They also protect WAPA, the only higher power non-directional station on 680 in the Eastern USA.
So no signal to the southeast, either.
That would eliminate Canton, then. The WCNN night pattern seems to aim mostly southwestward today, and that would explain why. But WDUN Gainesville would be an option if they could thread the needle and send all the power southwestward, basically along and either side of the I-85 corridor. That would pick up Forsyth and Gwinnett and Cobb countie$$$. Cherokee would be a wash or maybe a little improvement.
The WDUN night pattern looks like this: https://radio-locator.com/cgi-bin/pat?call=WDUN&service=AM&h=N
Just rotate it 90 degrees clockwise and up the power from 2500W to 10kW, and bigger nulls north of the site.
One concern from looking at both their day and night patterns is that they may be topographically compromised going towards the metro area--seems to be an ongoing concern with stations to the northeast of town, trying to get over Peachtree and the other ridges, which is evident with WXKT and WDUN-FM and WBCX as well.

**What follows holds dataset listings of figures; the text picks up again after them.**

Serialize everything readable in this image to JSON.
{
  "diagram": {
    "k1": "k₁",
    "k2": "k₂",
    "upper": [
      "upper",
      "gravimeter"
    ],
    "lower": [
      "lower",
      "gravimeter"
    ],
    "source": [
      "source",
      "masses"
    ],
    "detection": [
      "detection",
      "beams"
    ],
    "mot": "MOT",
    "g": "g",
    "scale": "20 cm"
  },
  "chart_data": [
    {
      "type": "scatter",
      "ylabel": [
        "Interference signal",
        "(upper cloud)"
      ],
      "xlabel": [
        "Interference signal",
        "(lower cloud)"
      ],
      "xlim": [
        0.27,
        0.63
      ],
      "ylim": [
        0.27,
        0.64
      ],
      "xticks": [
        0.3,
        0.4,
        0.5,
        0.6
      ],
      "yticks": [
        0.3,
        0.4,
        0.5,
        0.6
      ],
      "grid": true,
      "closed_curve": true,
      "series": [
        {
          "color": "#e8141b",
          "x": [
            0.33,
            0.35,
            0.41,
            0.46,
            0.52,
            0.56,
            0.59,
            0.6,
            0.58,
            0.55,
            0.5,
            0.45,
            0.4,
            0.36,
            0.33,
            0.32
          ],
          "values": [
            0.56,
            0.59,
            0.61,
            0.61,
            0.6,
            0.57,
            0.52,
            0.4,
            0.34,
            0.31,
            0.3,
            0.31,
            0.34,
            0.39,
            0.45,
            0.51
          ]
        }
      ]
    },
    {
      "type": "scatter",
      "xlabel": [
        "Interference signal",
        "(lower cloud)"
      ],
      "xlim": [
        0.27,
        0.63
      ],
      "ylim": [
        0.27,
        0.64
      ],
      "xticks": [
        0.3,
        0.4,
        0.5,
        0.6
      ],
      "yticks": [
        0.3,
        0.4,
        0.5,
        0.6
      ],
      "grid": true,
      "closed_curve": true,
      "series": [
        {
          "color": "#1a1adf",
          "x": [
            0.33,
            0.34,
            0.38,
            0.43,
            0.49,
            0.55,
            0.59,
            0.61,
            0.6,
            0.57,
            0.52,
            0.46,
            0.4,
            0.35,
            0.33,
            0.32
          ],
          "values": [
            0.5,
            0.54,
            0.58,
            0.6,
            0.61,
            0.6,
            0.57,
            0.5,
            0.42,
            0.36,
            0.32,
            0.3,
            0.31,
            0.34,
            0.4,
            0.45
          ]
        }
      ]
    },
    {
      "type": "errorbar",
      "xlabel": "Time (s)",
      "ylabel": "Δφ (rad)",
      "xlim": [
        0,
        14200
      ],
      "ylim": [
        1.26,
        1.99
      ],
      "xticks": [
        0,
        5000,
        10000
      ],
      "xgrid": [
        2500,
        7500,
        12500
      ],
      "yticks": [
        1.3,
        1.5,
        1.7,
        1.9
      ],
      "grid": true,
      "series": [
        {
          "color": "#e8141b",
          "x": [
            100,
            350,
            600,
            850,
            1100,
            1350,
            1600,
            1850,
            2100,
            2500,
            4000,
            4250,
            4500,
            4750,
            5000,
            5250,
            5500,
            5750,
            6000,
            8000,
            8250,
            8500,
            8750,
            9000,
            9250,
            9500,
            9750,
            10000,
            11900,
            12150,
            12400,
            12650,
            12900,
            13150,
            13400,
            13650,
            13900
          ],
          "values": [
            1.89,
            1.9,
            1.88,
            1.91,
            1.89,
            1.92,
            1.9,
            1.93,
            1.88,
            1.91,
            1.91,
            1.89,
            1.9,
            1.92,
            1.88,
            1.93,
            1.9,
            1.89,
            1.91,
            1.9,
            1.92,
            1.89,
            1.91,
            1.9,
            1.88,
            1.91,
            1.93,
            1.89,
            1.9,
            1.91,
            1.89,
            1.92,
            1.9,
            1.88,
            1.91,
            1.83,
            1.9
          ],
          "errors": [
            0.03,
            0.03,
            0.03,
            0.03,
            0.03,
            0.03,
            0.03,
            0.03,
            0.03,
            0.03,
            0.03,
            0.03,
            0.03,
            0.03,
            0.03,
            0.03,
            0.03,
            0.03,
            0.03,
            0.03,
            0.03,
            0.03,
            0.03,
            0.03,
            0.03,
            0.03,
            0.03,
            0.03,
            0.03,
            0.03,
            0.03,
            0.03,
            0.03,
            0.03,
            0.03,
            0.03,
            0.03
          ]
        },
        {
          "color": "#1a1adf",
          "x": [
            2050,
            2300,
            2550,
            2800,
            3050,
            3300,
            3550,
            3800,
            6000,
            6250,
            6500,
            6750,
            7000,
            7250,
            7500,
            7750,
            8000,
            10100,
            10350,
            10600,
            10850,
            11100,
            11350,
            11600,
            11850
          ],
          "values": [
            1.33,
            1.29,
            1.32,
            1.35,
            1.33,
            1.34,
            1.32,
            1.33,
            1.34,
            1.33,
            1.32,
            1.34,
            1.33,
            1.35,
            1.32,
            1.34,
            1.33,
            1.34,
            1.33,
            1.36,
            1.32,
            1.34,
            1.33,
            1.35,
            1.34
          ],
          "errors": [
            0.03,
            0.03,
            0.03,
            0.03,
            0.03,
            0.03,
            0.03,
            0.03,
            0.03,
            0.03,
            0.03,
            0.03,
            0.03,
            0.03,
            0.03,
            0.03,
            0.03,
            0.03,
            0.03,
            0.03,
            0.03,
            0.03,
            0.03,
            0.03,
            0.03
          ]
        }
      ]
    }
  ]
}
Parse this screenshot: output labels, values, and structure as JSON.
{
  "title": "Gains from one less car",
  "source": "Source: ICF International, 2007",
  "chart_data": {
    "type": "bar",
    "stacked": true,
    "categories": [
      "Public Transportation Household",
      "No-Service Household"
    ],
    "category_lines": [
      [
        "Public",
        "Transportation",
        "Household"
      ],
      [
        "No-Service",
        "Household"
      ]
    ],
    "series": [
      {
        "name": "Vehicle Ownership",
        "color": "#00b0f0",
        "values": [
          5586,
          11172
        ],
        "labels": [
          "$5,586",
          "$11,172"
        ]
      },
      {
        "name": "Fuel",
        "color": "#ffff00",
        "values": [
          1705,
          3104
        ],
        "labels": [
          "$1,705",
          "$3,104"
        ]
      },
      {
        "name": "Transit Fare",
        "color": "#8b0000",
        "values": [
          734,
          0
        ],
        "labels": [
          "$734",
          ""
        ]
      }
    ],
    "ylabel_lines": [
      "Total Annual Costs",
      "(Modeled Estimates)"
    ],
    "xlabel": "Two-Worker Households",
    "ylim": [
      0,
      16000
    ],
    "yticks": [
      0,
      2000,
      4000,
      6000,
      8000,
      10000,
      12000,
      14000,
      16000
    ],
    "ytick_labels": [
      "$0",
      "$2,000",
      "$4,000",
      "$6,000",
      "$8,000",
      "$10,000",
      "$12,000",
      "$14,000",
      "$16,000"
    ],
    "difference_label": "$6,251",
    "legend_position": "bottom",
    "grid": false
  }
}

They could continue to do days from their plant off Spalding in Ptree Corners, using two towers, and nights from the WDUN site in Gainesville. Covering Brookhaven (fka North Atlanta) shouldn't be an issue. And they could tear down 6 of their 8 towers and liquidate some of that real estate in a pricey part of town--although a lot of it is in a floodplain.
Of course, the usual questions remain--what is the ROI on improving an AM facility these days? Can they pull off the required night pattern? What would be the loss of using antennas tuned to 550kHz and not 680kHz?